Class of 2016
When my corporate L&D department restructured, I lost my role in workplace education and needed to reassess my career path. With 5 years’ instructor experience, my background put me in demand for L&D roles in other companies, but I found I couldn’t express what I had done, or exactly what I wanted to do next. I continued to work for my company, but spent a year reflecting on my goals, and researching opportunities and the skills and abilities that would support my applications for new roles.
By reading instructional design blogs, change management articles, and government employment data, I determined a full master’s degree program (rather than self-teaching through books or enrolling in certification programs) was the correct choice for me. I sought academic rigor, feedback from classmates and professors, real-world problem-solving, and networking with other L&D professionals to fill the gaps in my knowledge and experience. I was prepared to invest considerable time, if my investment was efficient and effective.
OPWL outshone the other master’s programs I found for its relevant coursework options and its powerful track record in project-based, high-touch instruction. I quickly found that OPWL attracts and retains amazing, supportive professors and staff. OPWL’s social and flexible online learning environment proved to be a better investment of my time than I ever imagined it would be. Since students around the world were choosing OPWL for similar reasons to my own, each semester we strengthened our global virtual teaming skills and peer collaboration abilities, adding value to real organizations with our team accomplishments.

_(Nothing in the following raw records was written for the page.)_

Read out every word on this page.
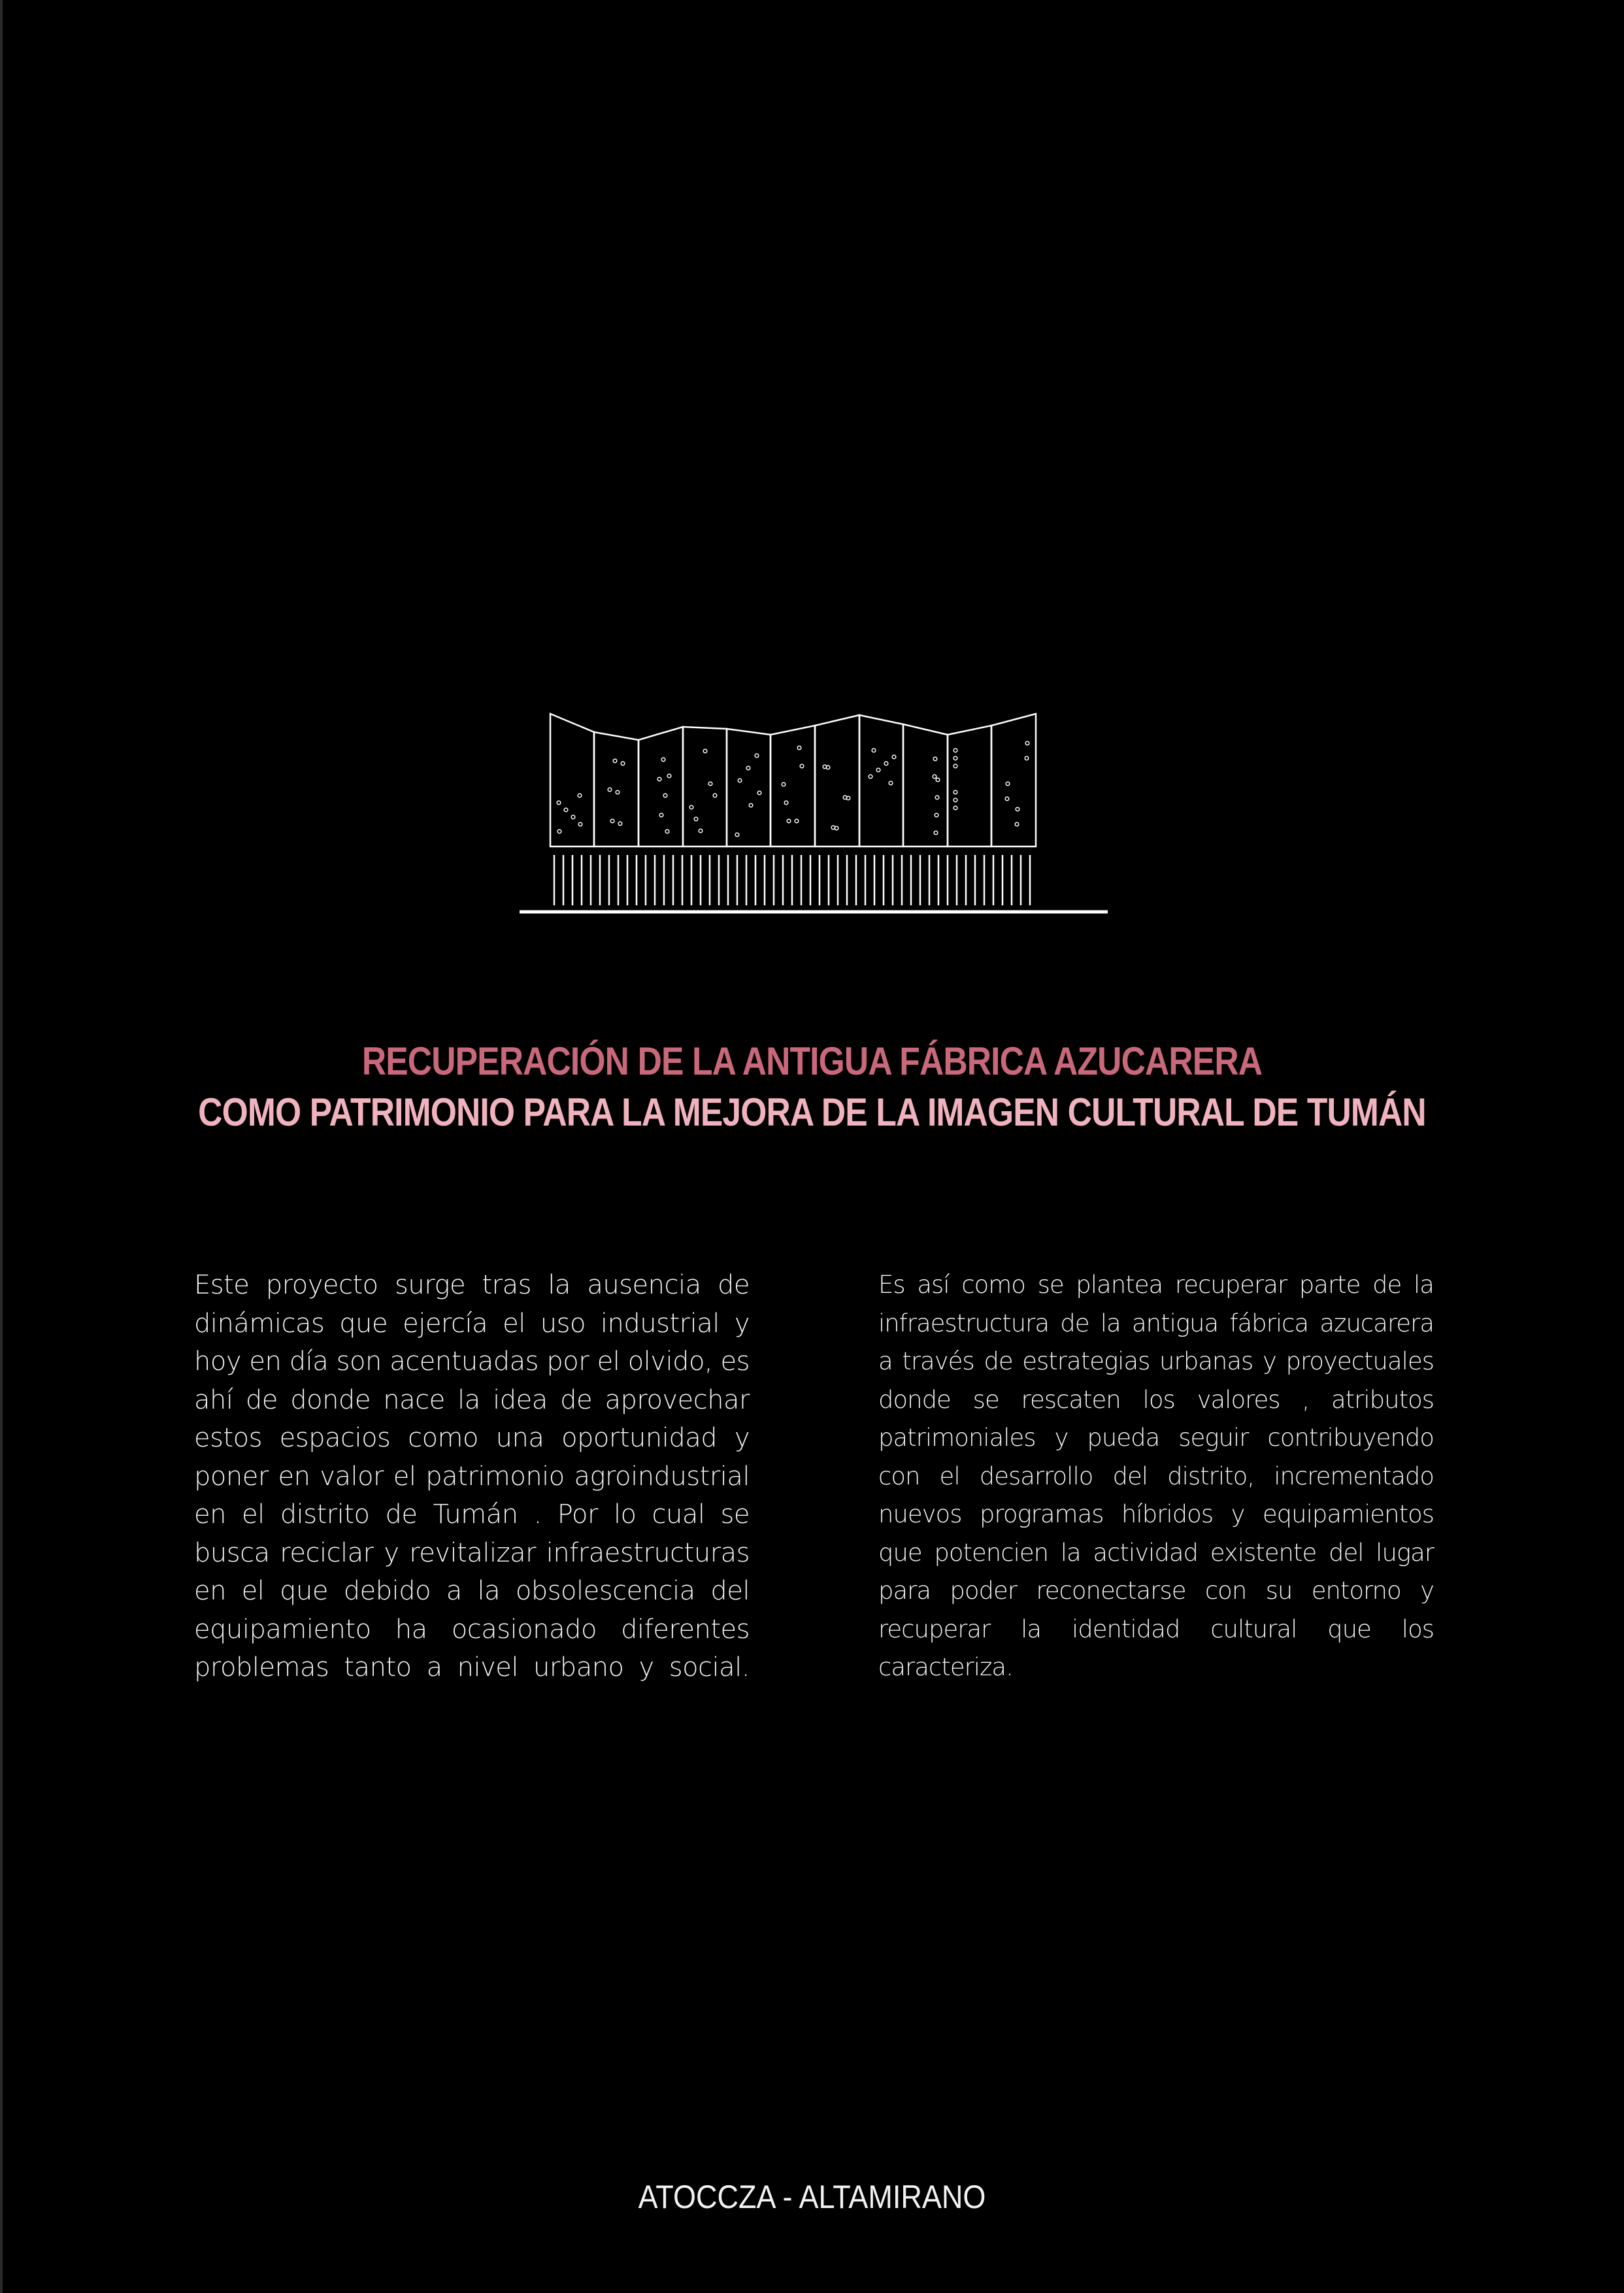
RECUPERACIÓN DE LA ANTIGUA FÁBRICA AZUCARERA
COMO PATRIMONIO PARA LA MEJORA DE LA IMAGEN CULTURAL DE TUMÁN

Este proyecto surge tras la ausencia de dinámicas que ejercía el uso industrial y hoy en día son acentuadas por el olvido, es ahí de donde nace la idea de aprovechar estos espacios como una oportunidad y poner en valor el patrimonio agroindustrial en el distrito de Tumán . Por lo cual se busca reciclar y revitalizar infraestructuras en el que debido a la obsolescencia del equipamiento ha ocasionado diferentes problemas tanto a nivel urbano y social.

Es así como se plantea recuperar parte de la infraestructura de la antigua fábrica azucarera a través de estrategias urbanas y proyectuales donde se rescaten los valores , atributos patrimoniales y pueda seguir contribuyendo con el desarrollo del distrito, incrementado nuevos programas híbridos y equipamientos que potencien la actividad existente del lugar para poder reconectarse con su entorno y recuperar la identidad cultural que los caracteriza.

ATOCCZA - ALTAMIRANO
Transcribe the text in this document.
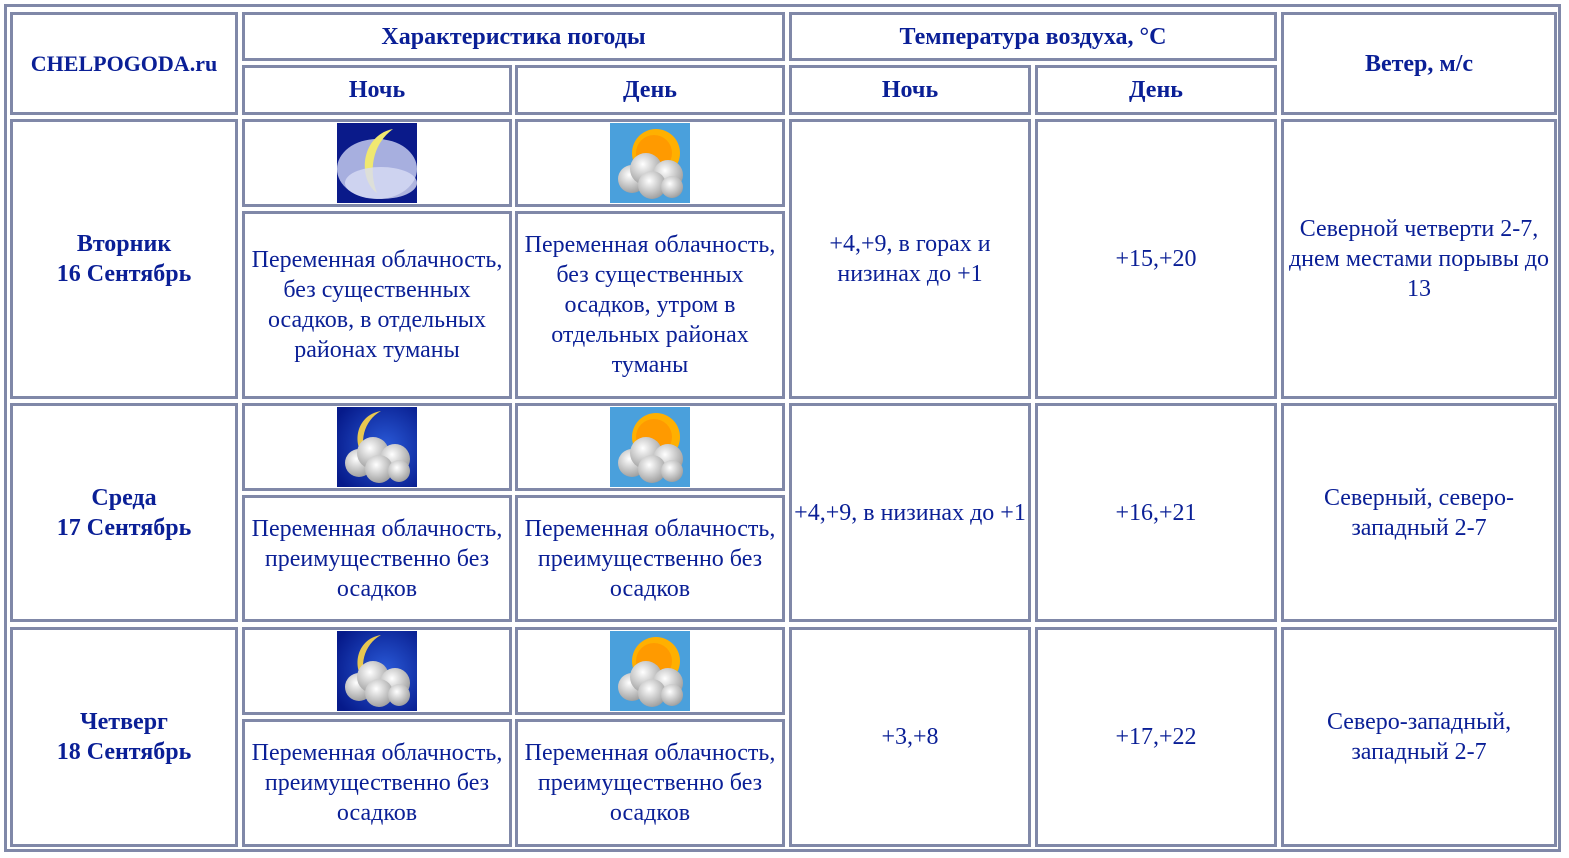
CHELPOGODA.ru
Характеристика погоды	Температура воздуха, °C
Ветер, м/с
Ночь	День	Ночь	День
Вторник
16 Сентябрь
Переменная облачность, без существенных осадков, в отдельных районах туманы
Переменная облачность, без существенных осадков, утром в отдельных районах туманы
+4,+9, в горах и низинах до +1
+15,+20
Северной четверти 2-7, днем местами порывы до 13
Среда
17 Сентябрь	Переменная облачность, преимущественно без осадков
Переменная облачность, преимущественно без осадков
+4,+9, в низинах до +1	+16,+21
Северный, северо-западный 2-7
Четверг
18 Сентябрь	Переменная облачность, преимущественно без осадков
Переменная облачность, преимущественно без осадков
+3,+8	+17,+22
Северо-западный, западный 2-7
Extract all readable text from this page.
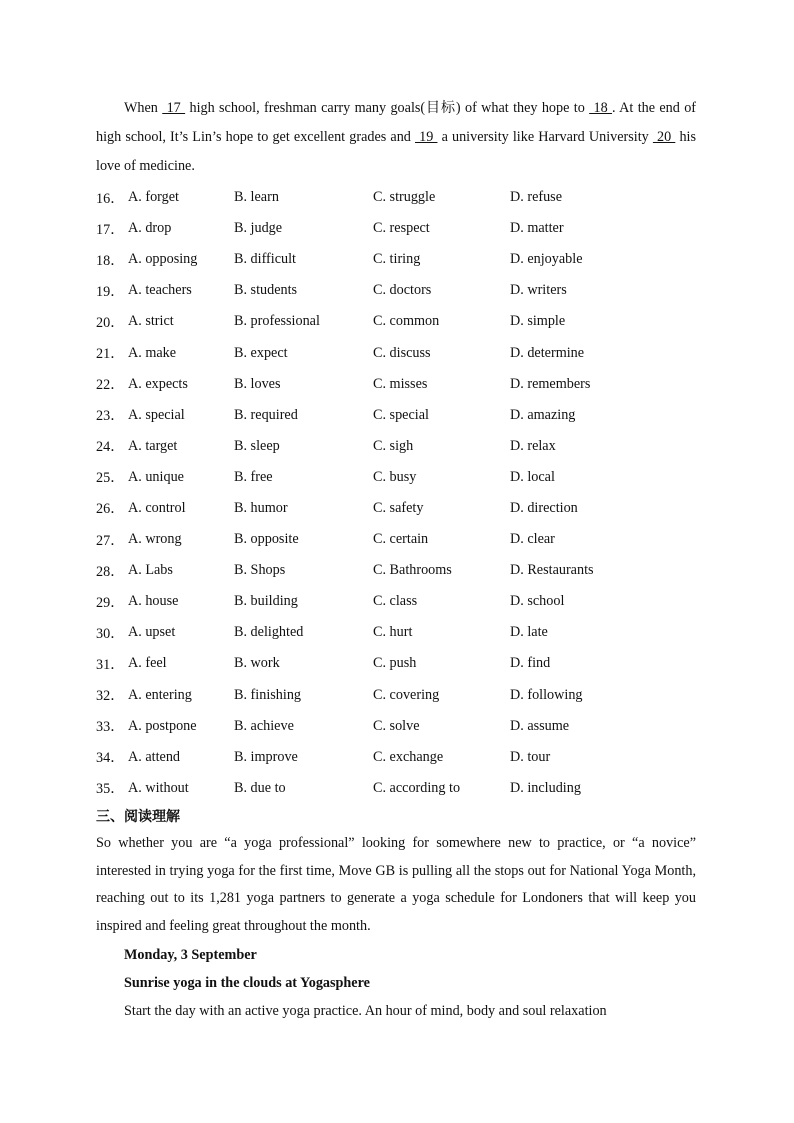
When  17  high school, freshman carry many goals(目标) of what they hope to  18 . At the end of high school, It’s Lin’s hope to get excellent grades and  19  a university like Harvard University  20  his love of medicine.
16． A. forget	B. learn	C. struggle	D. refuse
17． A. drop	B. judge	C. respect	D. matter
18． A. opposing	B. difficult	C. tiring	D. enjoyable
19． A. teachers	B. students	C. doctors	D. writers
20． A. strict	B. professional	C. common	D. simple
21． A. make	B. expect	C. discuss	D. determine
22． A. expects	B. loves	C. misses	D. remembers
23． A. special	B. required	C. special	D. amazing
24． A. target	B. sleep	C. sigh	D. relax
25． A. unique	B. free	C. busy	D. local
26． A. control	B. humor	C. safety	D. direction
27． A. wrong	B. opposite	C. certain	D. clear
28． A. Labs	B. Shops	C. Bathrooms	D. Restaurants
29． A. house	B. building	C. class	D. school
30． A. upset	B. delighted	C. hurt	D. late
31． A. feel	B. work	C. push	D. find
32． A. entering	B. finishing	C. covering	D. following
33． A. postpone	B. achieve	C. solve	D. assume
34． A. attend	B. improve	C. exchange	D. tour
35． A. without	B. due to	C. according to	D. including
三、阅读理解
So whether you are “a yoga professional” looking for somewhere new to practice, or “a novice” interested in trying yoga for the first time, Move GB is pulling all the stops out for National Yoga Month, reaching out to its 1,281 yoga partners to generate a yoga schedule for Londoners that will keep you inspired and feeling great throughout the month.
Monday, 3 September
Sunrise yoga in the clouds at Yogasphere
Start the day with an active yoga practice. An hour of mind, body and soul relaxation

It turned out that I wasn’t looking for just a workplace learning degree program. All unknowing, I had some human performance roots in my work experience, and with OPWL I was finally able to describe the problem-solving work I had done, and the organizational performance work that I wanted to do. Perhaps most important of all, OPWL taught me design skills, and showed me how I could be systematic in my practice while still honoring the complexity of human and societal interactions in the workplace (systemic practice).
OPWL helped me meet all my pre-program goals. To help me connect my reinvented self to the new roles I was looking for, OPWL also directed me to networking resources I hadn’t taken seriously before, and encouraged me in making the most of them. I am emerging from OPWL not only with a master’s degree, but prepared to deliver valuable results as a member of a respected community of practice that I will gladly support—and be strengthened by—the rest of my career.